Covering the Front and Back Pages of the Newspaper
February 27, 2004
LAW: Ain't No Crime
Judge Cedarbaum's opinion in United States v. Stewart, 03 Cr. 717 (S.D.N.Y. Feb. 27, 2004), dismissing the securities fraud charge against Martha Stewart, is now available online in PDF form. (You can read a news account of the decision here). The case provides an interesting look at the difficulty of proving intent in criminal securities fraud cases, especially in situations such as this one, where the alleged misrepresentations did not relate directly to the business of the issuer.

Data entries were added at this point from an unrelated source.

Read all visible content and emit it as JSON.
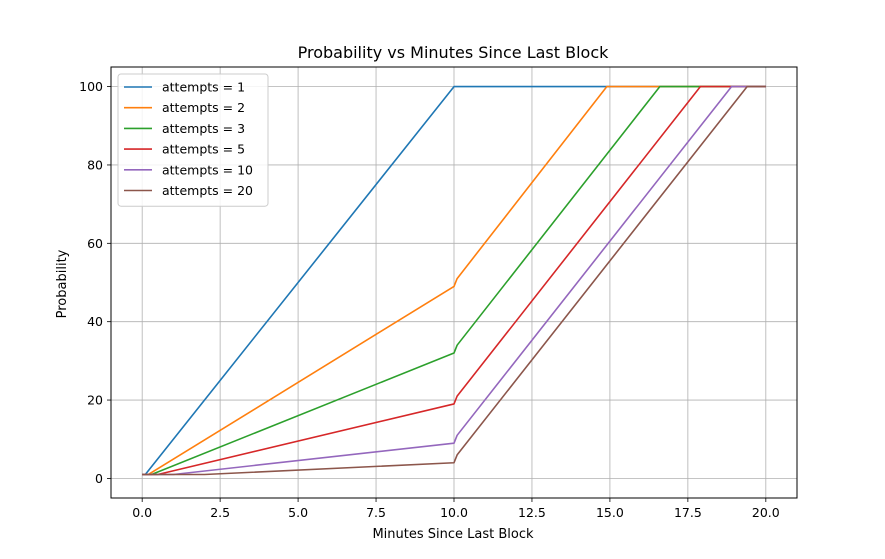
{
  "chart_data": {
    "type": "line",
    "title": "Probability vs Minutes Since Last Block",
    "xlabel": "Minutes Since Last Block",
    "ylabel": "Probability",
    "xlim": [
      -1.0,
      21.0
    ],
    "ylim": [
      -5,
      105
    ],
    "xticks": [
      0.0,
      2.5,
      5.0,
      7.5,
      10.0,
      12.5,
      15.0,
      17.5,
      20.0
    ],
    "xtick_labels": [
      "0.0",
      "2.5",
      "5.0",
      "7.5",
      "10.0",
      "12.5",
      "15.0",
      "17.5",
      "20.0"
    ],
    "yticks": [
      0,
      20,
      40,
      60,
      80,
      100
    ],
    "ytick_labels": [
      "0",
      "20",
      "40",
      "60",
      "80",
      "100"
    ],
    "grid": true,
    "legend_position": "top-left",
    "series": [
      {
        "name": "attempts = 1",
        "color": "#1f77b4",
        "x": [
          0.0,
          0.1,
          10.0,
          20.0
        ],
        "y": [
          1,
          1,
          100,
          100
        ]
      },
      {
        "name": "attempts = 2",
        "color": "#ff7f0e",
        "x": [
          0.0,
          0.2,
          10.0,
          10.1,
          14.9,
          20.0
        ],
        "y": [
          1,
          1,
          49,
          51,
          100,
          100
        ]
      },
      {
        "name": "attempts = 3",
        "color": "#2ca02c",
        "x": [
          0.0,
          0.3,
          10.0,
          10.1,
          16.6,
          20.0
        ],
        "y": [
          1,
          1,
          32,
          34,
          100,
          100
        ]
      },
      {
        "name": "attempts = 5",
        "color": "#d62728",
        "x": [
          0.0,
          0.5,
          10.0,
          10.1,
          17.9,
          20.0
        ],
        "y": [
          1,
          1,
          19,
          21,
          100,
          100
        ]
      },
      {
        "name": "attempts = 10",
        "color": "#9467bd",
        "x": [
          0.0,
          1.0,
          10.0,
          10.1,
          18.9,
          20.0
        ],
        "y": [
          1,
          1,
          9,
          11,
          100,
          100
        ]
      },
      {
        "name": "attempts = 20",
        "color": "#8c564b",
        "x": [
          0.0,
          2.0,
          10.0,
          10.1,
          19.4,
          20.0
        ],
        "y": [
          1,
          1,
          4,
          6,
          100,
          100
        ]
      }
    ]
  }
}
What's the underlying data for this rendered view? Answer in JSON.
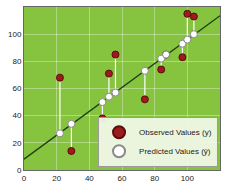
{
  "chart_data": {
    "type": "scatter",
    "x": [
      22,
      29,
      48,
      52,
      56,
      74,
      84,
      87,
      97,
      100,
      104
    ],
    "series": [
      {
        "name": "Observed Values (y)",
        "color": "#9e1b1b",
        "marker": "circle",
        "values": [
          68,
          14,
          38,
          71,
          85,
          52,
          74,
          85,
          83,
          115,
          113
        ]
      },
      {
        "name": "Predicted Values (ŷ)",
        "color": "#ffffff",
        "marker": "circle",
        "values": [
          27,
          34,
          50,
          54,
          57,
          73,
          82,
          85,
          93,
          96,
          100
        ]
      },
      {
        "type": "line",
        "color": "#1e3d14",
        "line_style": "solid",
        "x": [
          0,
          120
        ],
        "values": [
          8,
          113.6
        ]
      }
    ],
    "xlim": [
      0,
      120
    ],
    "ylim": [
      0,
      120
    ],
    "xticks": [
      0,
      20,
      40,
      60,
      80,
      100
    ],
    "yticks": [
      0,
      20,
      40,
      60,
      80,
      100
    ],
    "grid": true,
    "legend": "bottom right"
  }
}
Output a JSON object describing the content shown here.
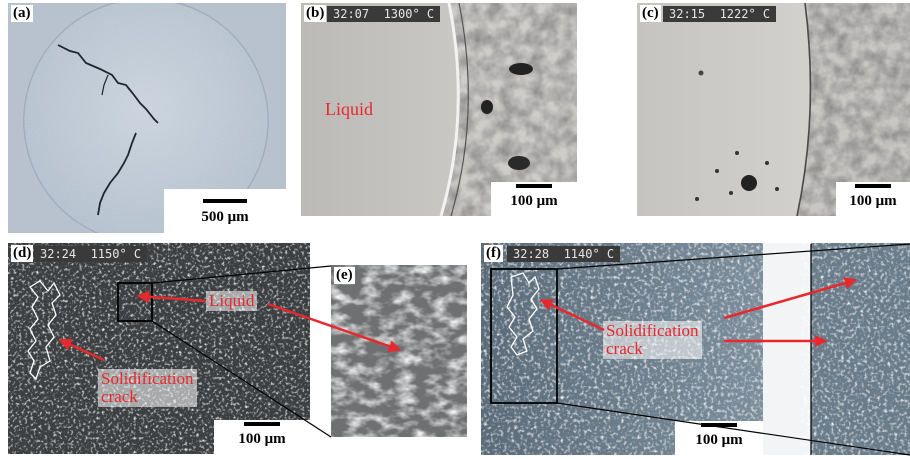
{
  "panels": {
    "a": {
      "label": "(a)",
      "scale": "500 μm"
    },
    "b": {
      "label": "(b)",
      "hud": "32:07  1300° C",
      "annotation": "Liquid",
      "scale": "100 μm"
    },
    "c": {
      "label": "(c)",
      "hud": "32:15  1222° C",
      "scale": "100 μm"
    },
    "d": {
      "label": "(d)",
      "hud": "32:24  1150° C",
      "annotation_liquid": "Liquid",
      "annotation_crack_line1": "Solidification",
      "annotation_crack_line2": "crack",
      "scale": "100 μm"
    },
    "e": {
      "label": "(e)"
    },
    "f": {
      "label": "(f)",
      "hud": "32:28  1140° C",
      "annotation_crack_line1": "Solidification",
      "annotation_crack_line2": "crack",
      "scale": "100 μm"
    }
  },
  "colors": {
    "annotation_red": "#e8282c",
    "hud_bg": "#3a3a3a",
    "label_text": "#000000"
  }
}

The securities fraud charge was always somewhat novel, in that it accused Stewart of fraud in connection with the purchase and sale of stock in her own company, Martha Stewart Living Omnimedia (MSLO), by misrepresentations during the investigation of her sales of ImClone stock in which she  "described the [alleged standing order] agreement to sell ImClone at a predetermined price,  stated that her trade was proper and  denied trading on nonpublic information." Slip op. at 5. For purposes of the analysis of the Rule 29 motion on the sufficiency of the evidence, the court assumed the falsity of these statements. Id. at 7 n.1. The court found sufficient evidence that Stewart, who owned 60% of MSLO stock in addition to being CEO, closely tracked the stock's price (including the impact on that price of insider sales, as evidenced by an informal company policy restricting insider sales), and was aware of the importance of her personal reputation to the company, as well as evidence that MSLO stock began dropping on news of disclosure of the investigation into Stewart's sale of ImClone stock.
The court's dismissal was based on the finding that the jury would need to rely entirely on "speculation and surmise" to find beyond a reasonable doubt that Stewart's statements were made with the intent to affect the price of MSLO stock, and that the issue could not be permitted to go to the jury where "the competing intentions appear to be nearly in equipoise." Id. at 16, 20. As the court concluded, in light of the fact that Stewart had made no statements indicating a concern about the response of MSLO's stock price to the ImClone controversy (and, apparently, had made no suspicious sales of MSLO stock):
To compound [the] weak evidence [that Stewart's statements were made with intent to defraud MSLO shareholders] with the reasonable inferences that Stewart possessed many other intents -- to protest her innocence or repair her reputation, to reassure her business partners, advertisers, and the consumers of her products -- would only invite the jury to speculate.
Id. at 22. The court found that the falsity of the statements alone would not support an inference of intent to defraud:
In some securities fraud cases, the falsity of a defendant's statements may lend weight to an inference of intent to deceive. But in this case, the falsehoods lack a direct connection to the supposed purpose of the alleged deception. The falsehoods involve Stewart's personal trade in the securities of ImClone. Evidence of intent to defraud investors of a different company is not readily discernible from the content of the falsehoods.
Id. at 21. In this regard, the court observed that the responsiveness of the statements to questions arising in the media about her ImClone trade did not suggest a connection to MSLO's stock price:
Because this argument does not distinguish meaningfully between the general public and MSLO investors, it cannot support a permissible inference of intent.
Id. at 16 n. 4. The court also found that the context in which the statements were made did not support the idea that they were targeted at affecting MSLO's stock price. The first statement was made by her attorney to the Wall Street Journal, but there was "no evidence that Stewart or her lawyer reached out to the Wall Street Journal as opposed to other publications" and "[t]hus, there is no evidence that Stewart chose the forum for the statement." Id. at 18. The second statement was made in a press release:
The Government argues that Stewart's intent with respect to the second statement can be inferred from the fact that she released it knowing that it would be widely disseminated in financial publications. This argument, which can be made with respect to any public statement, adds nothing to the evidence of criminal intent.
The third statement was made to a previously scheduled conference of analysts and investors, but the court emphasized that "the fact that Stewart made [this] statement to an audience of analysts and investors cannot retroactively endow her previous statements with a bad purpose," and found that the evidence that the statement itself was intended to affect MSLO's stock price was weak, given that Stewart's statement was only a small part of a larger statement about MSLO, made at an event where there were several other MSLO representatives and representatives of other companies and that neither Stewart nor MSLO organized the conference:
There is no evidence that the negative publicity about ImClone influenced Stewart's decision to attend and take advantage of a platform from which to reach investors directly.